Despite the pitfalls of electing judges, experts agree that there is little public support for trading judicial elections for appointments. In Ohio, the AFL-CIO has vowed to fight any such move as undemocratic.

Still, there are other possible routes to reform. Champagne suggests judges, public officials, and public-interest groups could work to make voters aware of the interests behind the anonymous issue advertising.

Chief Justice Phillips wants to explore publicly financing judicial elections, increasing voter education about candidates and assuring fuller campaign financing disclosures. “There are ways that the state could devise to even the playing field,” he said.

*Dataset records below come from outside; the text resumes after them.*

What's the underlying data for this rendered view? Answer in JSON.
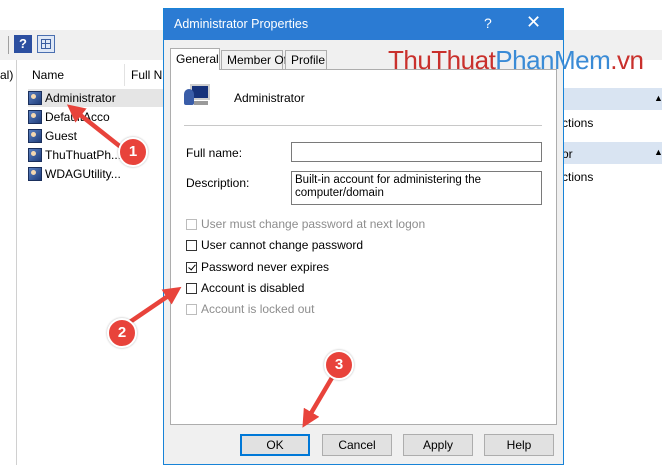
{
  "mmc": {
    "left_fragment": "al)",
    "columns": [
      "Name",
      "Full N"
    ],
    "users": [
      {
        "name": "Administrator",
        "selected": true
      },
      {
        "name": "DefaultAcco",
        "selected": false
      },
      {
        "name": "Guest",
        "selected": false
      },
      {
        "name": "ThuThuatPh...",
        "selected": false
      },
      {
        "name": "WDAGUtility...",
        "selected": false
      }
    ],
    "actions": [
      "ctions",
      "or",
      "ctions"
    ]
  },
  "watermark": {
    "part1": "ThuThuat",
    "part2": "PhanMem",
    "part3": ".vn"
  },
  "dialog": {
    "title": "Administrator Properties",
    "help_glyph": "?",
    "close_glyph": "✕",
    "tabs": [
      "General",
      "Member Of",
      "Profile"
    ],
    "active_tab": "General",
    "username": "Administrator",
    "full_name_label": "Full name:",
    "full_name_value": "",
    "description_label": "Description:",
    "description_value": "Built-in account for administering the computer/domain",
    "checkboxes": [
      {
        "label": "User must change password at next logon",
        "checked": false,
        "enabled": false
      },
      {
        "label": "User cannot change password",
        "checked": false,
        "enabled": true
      },
      {
        "label": "Password never expires",
        "checked": true,
        "enabled": true
      },
      {
        "label": "Account is disabled",
        "checked": false,
        "enabled": true
      },
      {
        "label": "Account is locked out",
        "checked": false,
        "enabled": false
      }
    ],
    "buttons": {
      "ok": "OK",
      "cancel": "Cancel",
      "apply": "Apply",
      "help": "Help"
    }
  },
  "callouts": [
    "1",
    "2",
    "3"
  ],
  "colors": {
    "accent": "#2b7bd3",
    "callout": "#e8433b"
  }
}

Phillips knows all about uneven electoral playing fields. He personally collected $1.4 million in campaign cash for his 1996 election, raising about 70 times more than his opponent did, according to TPJ.

That’s no great feat for a sitting judge. Phillips said he knows of one judge who, in the heat of a re-election campaign, called a lawyer to ask for a contribution, only to discover after hanging up the phone that the lawyer had been scheduled to appear before him. The lawyer had already agreed to send a check.